Wherein the drawings are for illustrative purposes only and are shown in schematic, non-physical, and not intended to limit the invention; for the purpose of better illustrating embodiments of the invention, certain elements of the drawings may be omitted, enlarged or reduced and do not represent the size of the actual product; it will be appreciated by those skilled in the art that certain well-known structures in the drawings and descriptions thereof may be omitted.

As shown in fig. 1 and fig. 2, the overall structure of the frequency multiplexing unit is a schematic diagram, the unit is a multi-layer structure, and comprises five metal layers and four dielectric layers, adjacent metal layers are connected through the dielectric layers, geometric centers of the metal layers and the dielectric layers are coaxially arranged, and polarization conversion functions of transmitted waves and reflected waves of incident waves can be respectively realized in different frequency bands. In this embodiment, the metal layer is made of metallic copper material, the thickness is t=0.035 mm, the dielectric layer is set as a dielectric plate with a dielectric constant of 3.5 and a loss tangent of 0.001, the thickness of the dielectric plate is d=2 mm, and the width of the dielectric plate is p=15 mm.

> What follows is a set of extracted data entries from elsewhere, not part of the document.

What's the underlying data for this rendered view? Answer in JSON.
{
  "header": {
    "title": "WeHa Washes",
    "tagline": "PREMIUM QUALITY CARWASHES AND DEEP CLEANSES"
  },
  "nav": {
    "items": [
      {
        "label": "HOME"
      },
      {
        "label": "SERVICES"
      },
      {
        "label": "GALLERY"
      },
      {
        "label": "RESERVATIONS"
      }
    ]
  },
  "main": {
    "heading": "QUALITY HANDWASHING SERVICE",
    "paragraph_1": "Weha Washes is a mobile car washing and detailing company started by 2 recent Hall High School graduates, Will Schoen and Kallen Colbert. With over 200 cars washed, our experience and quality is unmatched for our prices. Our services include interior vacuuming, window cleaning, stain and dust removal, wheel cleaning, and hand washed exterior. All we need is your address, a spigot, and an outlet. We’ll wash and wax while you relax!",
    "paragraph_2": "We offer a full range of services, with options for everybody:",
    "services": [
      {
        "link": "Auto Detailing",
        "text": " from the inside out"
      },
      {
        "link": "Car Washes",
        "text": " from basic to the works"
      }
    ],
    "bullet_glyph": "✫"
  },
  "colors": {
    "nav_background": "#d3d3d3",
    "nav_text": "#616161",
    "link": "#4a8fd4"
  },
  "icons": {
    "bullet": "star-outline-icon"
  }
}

As shown in fig. 3 (a), the structure of the metal layer i is schematically shown, in which the lengths of the two arms of the deformed cross-shaped metal structure are not equal, in this embodiment, the lengths are l _x＝5.4mm,l_y =4.2 mm, and the widths are w _d =0.8 mm, respectively; two rectangular metal strips with the same size are respectively positioned at two ends of the cross arm, and the lengths of the two rectangular metal strips are S ₃ = 0.4mm. Fig. 3 (b) shows a schematic structural diagram of the metal layer ii, wherein the square frame metal patch has a width w ₁ =0.4 mm, and the square metal patch has a side length S ₂ =5.4 mm. Fig. 3 (c) and fig. 3 (e) show schematic structural diagrams of the iii and v metal layers, in this embodiment, the double arrow structure is disposed at an angle of 45 °, the length of the strip structure in the double arrow is l ₁ =12 mm, and the length of the arrow portion connected to the two ends of the strip structure is S ₁ =4.4mm. Fig. 3 (d) shows a schematic structural diagram of the metal layer iv, wherein the rectangular structures have a side length of a=0.4mm and b=3mm, respectively, and are arranged coaxially with the double-arrow structure but at 90 °.

Fig. 4 (a) and 4 (b) are graphs of S-parameters of a frequency multiplexing unit under a linearly polarized incident wave, which is incident along the-z axis, where t _xy and t _yy are defined as the transmission coefficients of cross polarization (y-x) and co-polarization (y-y), respectively,And/>Representing the transmission phase of the cross-polarized and co-polarized waves, respectively,/>And/>The phase difference between the cross polarized wave and the co-polarized wave at y-polarized and x-polarized incidence, respectively. the transmission coefficients of t _xy and t _yy in the low frequency band are not greatly different, and the transmission phase/>, corresponding to the low frequency bandGreater than/>About 90 deg.. According to the left-hand rule, the super surface converts the linearly polarized incident wave into the left-hand circularly polarized transmitted wave in the low frequency band. Fig. 4 (c) shows the transmittance (T) and the Axial Ratio (AR) of the low-frequency circularly polarized wave, and it can be seen that the AR is less than 3dB in the low-frequency range, the linearly polarized wave is effectively converted into the standard circularly polarized wave, and at the same time, the total transmittance of the frequency multiplexing unit can reach 0.8, and the transmitted wave energy reaches 80% of the incident energy.

Fig. 5 (a) shows an S-parameter graph of a frequency multiplexing unit when a u-polarized wave is incident along the +z axis, r _vu and r _uu are respectively defined as reflection coefficients of cross polarization (u-v) and co-polarization (u-u), and in the figure, r _vu has a larger value, but r _uu has a smaller value, which means that the u-polarized electromagnetic wave is effectively converted into a v-polarized electromagnetic wave. Fig. 5 (b) shows the linear polarization conversion efficiency of the frequency multiplexing unit in the high frequency band, and the conversion efficiency is close to 1, which further indicates that the frequency multiplexing unit performs polarization conversion on the linear incident wave and the conversion efficiency is higher.

The surface current distribution of the ii metal layer shown in fig. 6 when operated in the low frequency band and the high frequency band, respectively, can be seen that the metal layer provides a transmission aperture in the low frequency band for transmission of circularly polarized waves, and increases the reflection amplitude of electromagnetic waves incident from the +z direction in the high frequency band.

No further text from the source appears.